Despite the appeal of instant customer activation, Seyl at Pacific Beverage said FRS’ enduring online presence both helps and hurts.

“As a wholesaler, we need to see the transition of that customer base,” Seyl said. “If we can capture a percentage of that internet business, we’d be pleased.”

But Goode said FRS’ direct sales shouldn’t concern retailers and distributors. He cited an adage in the direct response business that one remote sale will translate to eight at retail. While heavy users may find financial merit to purchasing bulk powder or concentrate online, Goode said, as long as consumers can find the same product in their local stores, they tend to favor convenience over marginal savings.

The brand’s biggest challenge may be its sophistication. Seyl, whose company also distributes Red Bull, noted that FRS sells poorly in his stores that move the largest volumes of the banner energy drink. Based on that, he opined that it may not perform well in Middle America.

Sweat said he’s comfortable with the product’s sophistication. Every area, no matter how much of a Red Bull stronghold it may be, has enclaves where more sophisticated products flourish, he said.

Up until now, the solution has been to try to avoid a scattershot approach by targeting markets for maximum efficiency, but the days of FRS working with specific retailers’ customer profiles to determine exactly where and how the product should be positioned within chains will likely take a back seat to the number-crunchers from PBA – not necessarily a bad thing, however, given the brand’s low in-store profile to date.

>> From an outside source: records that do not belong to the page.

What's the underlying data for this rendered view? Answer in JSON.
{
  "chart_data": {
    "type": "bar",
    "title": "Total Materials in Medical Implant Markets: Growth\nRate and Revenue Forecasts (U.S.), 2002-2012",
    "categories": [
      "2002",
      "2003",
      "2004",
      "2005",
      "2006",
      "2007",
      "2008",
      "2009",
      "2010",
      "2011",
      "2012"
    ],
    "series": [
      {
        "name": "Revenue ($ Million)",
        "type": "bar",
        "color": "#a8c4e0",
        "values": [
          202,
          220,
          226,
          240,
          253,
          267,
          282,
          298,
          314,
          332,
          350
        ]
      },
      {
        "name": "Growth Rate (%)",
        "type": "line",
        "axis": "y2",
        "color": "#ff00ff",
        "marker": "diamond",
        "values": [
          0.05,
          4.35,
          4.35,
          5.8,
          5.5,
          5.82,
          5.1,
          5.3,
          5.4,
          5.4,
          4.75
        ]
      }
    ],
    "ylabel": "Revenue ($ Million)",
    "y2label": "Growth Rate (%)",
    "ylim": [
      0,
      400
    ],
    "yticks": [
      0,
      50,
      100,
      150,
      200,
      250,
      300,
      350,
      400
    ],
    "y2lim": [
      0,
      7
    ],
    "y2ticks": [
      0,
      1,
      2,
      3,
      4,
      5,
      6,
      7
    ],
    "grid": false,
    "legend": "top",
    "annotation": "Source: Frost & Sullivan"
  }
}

In the mean time, FRS is using the legacy of its online business to fuel consumer education. Goode described many of the brand’s returning customers as “hard core” athletes that FRS can use as a bridge into the mainstream market. FRS has built rapport with repeat customers, Sweat said, and aims to turn them into brand evangelists. The company has nudged that strategy with pre-mainstream forays into local sporting events, cycling clubs, and gyms within the targeted market. On broader scale, they advertise FRS as Lance Armstrong’s “secret weapon,” and drive consumers to educate themselves at FRS.com.

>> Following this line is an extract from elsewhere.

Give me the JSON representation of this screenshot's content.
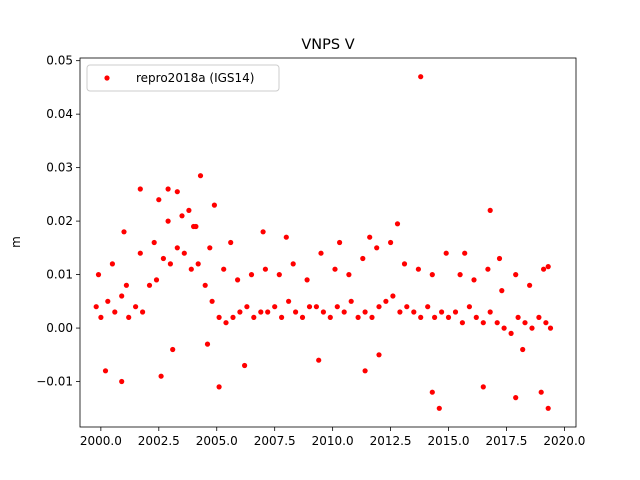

Those efforts will benefit from a recent $23.1 million cash infusion from its existing investors. Sweat said he planned to put that cash toward marketing, personnel – both on the street and national level – and on ensuring production so that the brand’s supply is “ready as the wave comes.”

With the PepsiCo alliance, it appears that the wave has appeared on the horizon. And just in time. Even before the PBA deal, FRS had tried to extend its reach into a growing number of mainstream outlets, but those had mostly centered on the GNC and Vitamin Shoppe end of the retail spectrum. It will be up to the PBA sales crew, however, to energize its presence in Safeway, Publix, Duane Reade, Quick Trip and Target, the large national accounts that will ultimately determine its ability to fulfill its potential.

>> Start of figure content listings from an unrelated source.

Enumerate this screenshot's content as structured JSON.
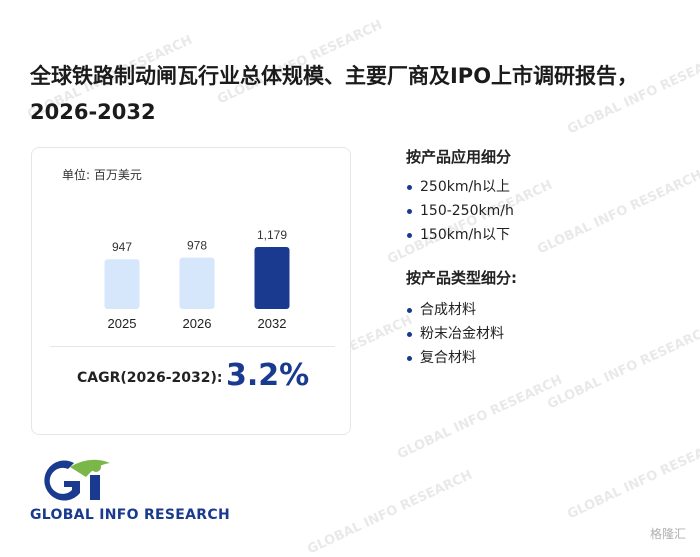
{
  "title": "全球铁路制动闸瓦行业总体规模、主要厂商及IPO上市调研报告，2026-2032",
  "card": {
    "unit": "单位: 百万美元",
    "cagr_label": "CAGR(2026-2032):",
    "cagr_value": "3.2%"
  },
  "chart_data": {
    "type": "bar",
    "categories": [
      "2025",
      "2026",
      "2032"
    ],
    "values": [
      947,
      978,
      1179
    ],
    "value_labels": [
      "947",
      "978",
      "1,179"
    ],
    "ylabel": "",
    "colors": [
      "#d6e7fb",
      "#d6e7fb",
      "#1a3a8f"
    ]
  },
  "sections": [
    {
      "title": "按产品应用细分",
      "items": [
        "250km/h以上",
        "150-250km/h",
        "150km/h以下"
      ]
    },
    {
      "title": "按产品类型细分:",
      "items": [
        "合成材料",
        "粉末冶金材料",
        "复合材料"
      ]
    }
  ],
  "logo_text": "GLOBAL INFO RESEARCH",
  "watermark_text": "GLOBAL INFO RESEARCH",
  "corner_text": "格隆汇"
}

But what the deal indicates is that FRS does indeed believe that its greatest potential lies at the retail level, and its RTD product is the key to realizing retail success. The brand’s site currently features videos with Fisher, Hanson and others drinking the RTD product and explaining why they use it. Given the company’s history in mail order, the powders have long been cheaper to ship and RTD has lagged behind. Obviously, its now going to be front-and-center.

Sweat said FRS’s future innovations will likely stay close to its quercetin core, but he wants to be ahead of the game. Other companies have already started selling quercetin-based products, and while he expects to have a formulation advantage (quercetin lends a particularly tricky flavor to work with, he said), he wants to make sure his company maintains that edge.